-Promets que tu repasseras, me supplie Brenna au moment où je suis sur le point de sortir de la maison.
J'ai envie de lui promettre, mais je me connais. Je serais sûrement capable de faire le mort sans donner de nouvelles pendant deux ans, comme je l'ai déjà fait.
Alors je ne dis rien.-Autant parler à un mur, ajoute-t-elle devant mon silence buté. Allez, bon vent, Wreck-it Ayd.
Je ne peux m'empêcher de sourire. C'était mon surnom à l'école élémentaire. Ça me rappelle mon premier souvenir avec Brenna...
Cela faisait trois ans que Martin et Scarlett m'avaient adopté, et Brenna venait juste d'en avoir deux. À son premier jour d'école, elle s'est fait harcelée par une bande de petits imbéciles.

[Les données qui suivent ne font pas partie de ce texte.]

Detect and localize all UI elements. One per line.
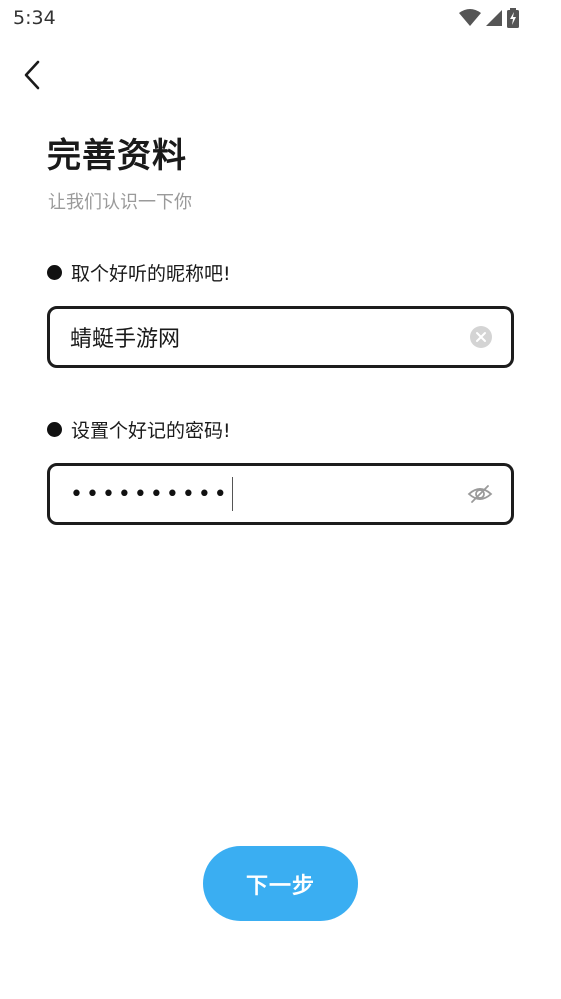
back-button[interactable] — [14, 56, 50, 94]
profile-setup-screen: 5:34 完善资料 让我们认识一下你 取个好听的昵称吧! 蜻蜓手游网 设置个好记… — [0, 0, 561, 999]
nickname-label: 取个好听的昵称吧! — [47, 259, 231, 286]
chevron-left-icon — [24, 60, 40, 90]
page-title: 完善资料 — [47, 136, 187, 176]
status-bar: 5:34 — [0, 0, 561, 38]
wifi-icon — [459, 9, 481, 26]
nickname-input[interactable]: 蜻蜓手游网 — [70, 321, 469, 353]
eye-off-icon[interactable] — [467, 483, 493, 505]
cellular-signal-icon — [486, 10, 502, 26]
password-label-text: 设置个好记的密码! — [71, 420, 231, 442]
password-label: 设置个好记的密码! — [47, 416, 231, 443]
status-icons — [459, 8, 519, 28]
text-caret — [231, 477, 233, 511]
bullet-dot-icon — [47, 265, 62, 280]
nickname-label-text: 取个好听的昵称吧! — [71, 263, 231, 285]
battery-charging-icon — [507, 8, 519, 28]
page-subtitle: 让我们认识一下你 — [48, 192, 192, 213]
password-masked-value: •••••••••• — [70, 481, 230, 507]
password-input[interactable]: •••••••••• — [70, 477, 467, 511]
password-field[interactable]: •••••••••• — [47, 463, 514, 525]
clear-icon[interactable] — [469, 325, 493, 349]
bullet-dot-icon — [47, 422, 62, 437]
next-step-button[interactable]: 下一步 — [203, 846, 358, 921]
nickname-field[interactable]: 蜻蜓手游网 — [47, 306, 514, 368]
status-time: 5:34 — [13, 7, 56, 29]
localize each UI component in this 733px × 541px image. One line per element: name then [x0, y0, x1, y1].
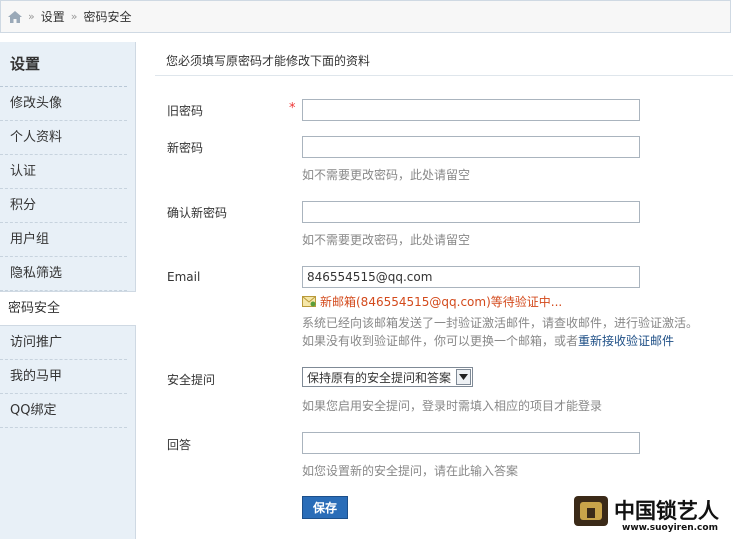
mail-icon — [302, 296, 316, 307]
sidebar-item-credits[interactable]: 积分 — [0, 189, 127, 223]
confirm-password-label: 确认新密码 — [167, 206, 228, 220]
sidebar-item-verify[interactable]: 认证 — [0, 155, 127, 189]
sidebar-title: 设置 — [0, 42, 127, 87]
email-hint-line2: 如果没有收到验证邮件，你可以更换一个邮箱，或者重新接收验证邮件 — [302, 332, 674, 349]
answer-hint: 如您设置新的安全提问，请在此输入答案 — [302, 464, 519, 478]
watermark-url: www.suoyiren.com — [622, 523, 718, 533]
answer-label: 回答 — [167, 438, 192, 452]
email-pending-status: 新邮箱(846554515@qq.com)等待验证中... — [302, 293, 562, 310]
sidebar-item-password[interactable]: 密码安全 — [0, 291, 136, 326]
old-password-input[interactable] — [302, 99, 640, 121]
breadcrumb-separator: » — [70, 10, 78, 23]
divider — [155, 75, 733, 76]
sidebar-item-usergroup[interactable]: 用户组 — [0, 223, 127, 257]
email-input[interactable] — [302, 266, 640, 288]
required-mark: * — [289, 101, 296, 116]
sidebar-item-qq[interactable]: QQ绑定 — [0, 394, 127, 428]
chevron-down-icon[interactable] — [456, 369, 471, 385]
sidebar-item-promotion[interactable]: 访问推广 — [0, 326, 127, 360]
breadcrumb-separator: » — [28, 10, 35, 23]
sidebar-item-vest[interactable]: 我的马甲 — [0, 360, 127, 394]
breadcrumb: » 设置 » 密码安全 — [0, 0, 731, 33]
form-notice: 您必须填写原密码才能修改下面的资料 — [166, 54, 371, 68]
answer-input[interactable] — [302, 432, 640, 454]
save-button[interactable]: 保存 — [302, 496, 348, 519]
watermark-logo: 中国锁艺人 www.suoyiren.com — [572, 490, 730, 534]
confirm-password-input[interactable] — [302, 201, 640, 223]
password-form: 您必须填写原密码才能修改下面的资料 旧密码 * 新密码 如不需要更改密码，此处请… — [136, 42, 733, 541]
watermark-text: 中国锁艺人 — [614, 498, 719, 523]
email-pending-text: 新邮箱(846554515@qq.com)等待验证中... — [320, 295, 563, 309]
breadcrumb-current: 密码安全 — [83, 10, 132, 24]
security-question-label: 安全提问 — [167, 373, 216, 387]
security-question-hint: 如果您启用安全提问，登录时需填入相应的项目才能登录 — [302, 399, 603, 413]
email-hint-text: 如果没有收到验证邮件，你可以更换一个邮箱，或者 — [302, 334, 579, 348]
sidebar: 设置 修改头像 个人资料 认证 积分 用户组 隐私筛选 密码安全 访问推广 我的… — [0, 42, 136, 539]
new-password-label: 新密码 — [167, 141, 204, 155]
sidebar-item-profile[interactable]: 个人资料 — [0, 121, 127, 155]
resend-verification-link[interactable]: 重新接收验证邮件 — [578, 334, 674, 348]
security-question-select[interactable]: 保持原有的安全提问和答案 — [302, 367, 473, 387]
new-password-input[interactable] — [302, 136, 640, 158]
confirm-password-hint: 如不需要更改密码，此处请留空 — [302, 233, 471, 247]
old-password-label: 旧密码 — [167, 104, 204, 118]
email-label: Email — [167, 270, 201, 284]
home-icon[interactable] — [8, 10, 22, 23]
new-password-hint: 如不需要更改密码，此处请留空 — [302, 168, 471, 182]
sidebar-item-avatar[interactable]: 修改头像 — [0, 87, 127, 121]
breadcrumb-settings[interactable]: 设置 — [41, 8, 65, 25]
email-hint-line1: 系统已经向该邮箱发送了一封验证激活邮件，请查收邮件，进行验证激活。 — [302, 316, 699, 330]
sidebar-item-privacy[interactable]: 隐私筛选 — [0, 257, 127, 291]
security-question-value: 保持原有的安全提问和答案 — [307, 370, 452, 385]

Ça a été ma première baston. Cinq contre un, je leur ai fait passer l'envie de la martyriser. Cet incident m'a valu le surnom de Wreck-it Ayd, qui ne m'a plus jamais quitté depuis. Les autres ont su ce qu'il adviendrait désormais s'ils s'attaquaient à un membre de ma nouvelle « famille ».

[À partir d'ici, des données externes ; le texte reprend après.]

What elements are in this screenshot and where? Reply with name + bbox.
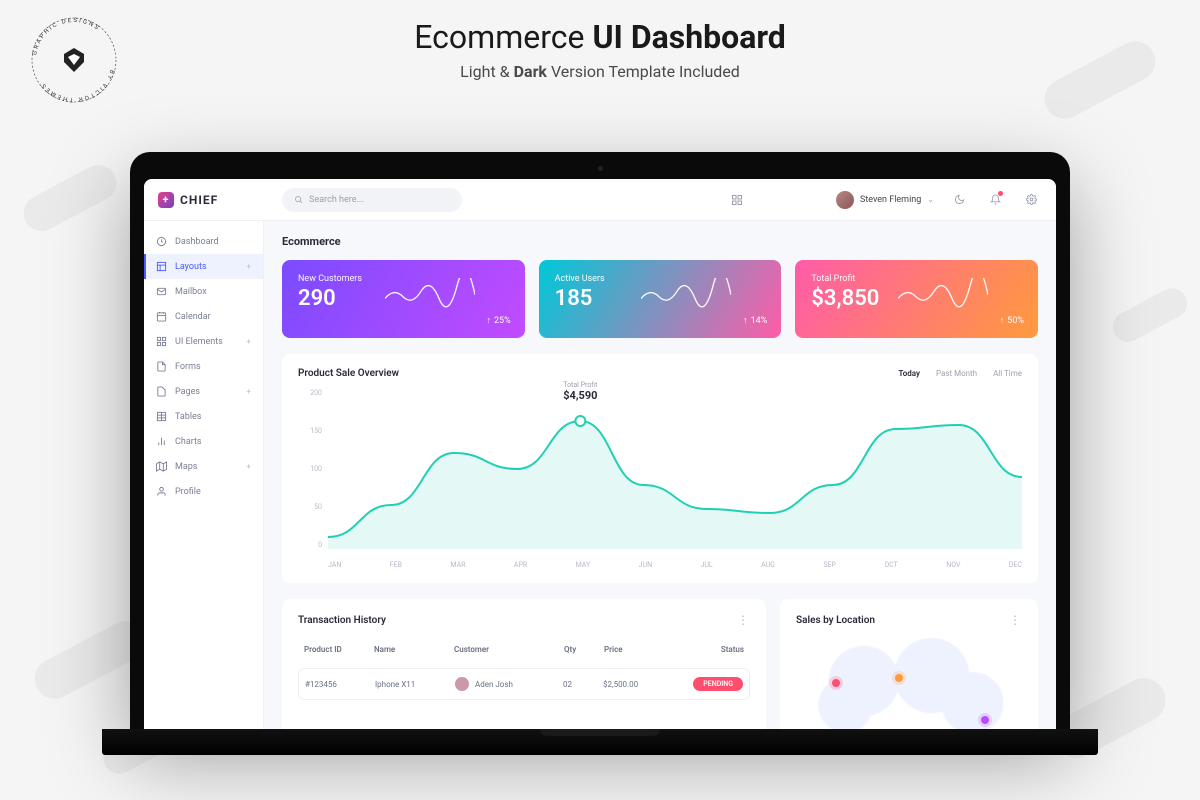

À l'époque, j'aurais aimé dire que je l'ai fait pour elle, pour la défendre, mais la vérité pure, c'est que j'avais besoin de mon quota de violence, de cogner sur quelqu'un.
Un gamin de même pas sept ans déjà conditionné à devenir un tueur en série aurait choqué les adultes, alors j'ai raconté que des minables embêtaient ma sœur, et que je leur ai réglé leur compte.
Ça a passé crème.-Ouais..Euh, à plus.
-Tu nous as manqués, tu sais, déclare-t-elle soudainement. On se faisait un sang d'encre tout le temps vu que tu ne donnais pas de nouvelles.
J'ignore quoi répondre. Que je suis désolé ? Peut-être qu'elle se sentirait mieux.-Je suis désolé.
Elle lève les yeux au plafond, puis me donne un coup de poing dans le bras.
-Arrête de mentir, va. Et passe le bonjour à Grayer de ma part.
-Si j'oublie pas.Vient ensuite le moment ultra gênant où elle se croit obligée de me prendre dans ses bras, et que je dois lui rendre maladroitement son étreinte, comme un débile. Je lui tapote maladroitement le bras, en ne me rappelant plus ce que je suis censé dire.
-Déconne pas, Aidan, OK ?
Comme si c'était mon genre.Elle se détache ensuite de moi, pour retourner à l'intérieur de la maison.
J'aurais peut-être dû être plus bavard. Lui demander si elle s'en sort en cours. Si elle aime toujours la guitare. Si elle sort avec quelqu'un.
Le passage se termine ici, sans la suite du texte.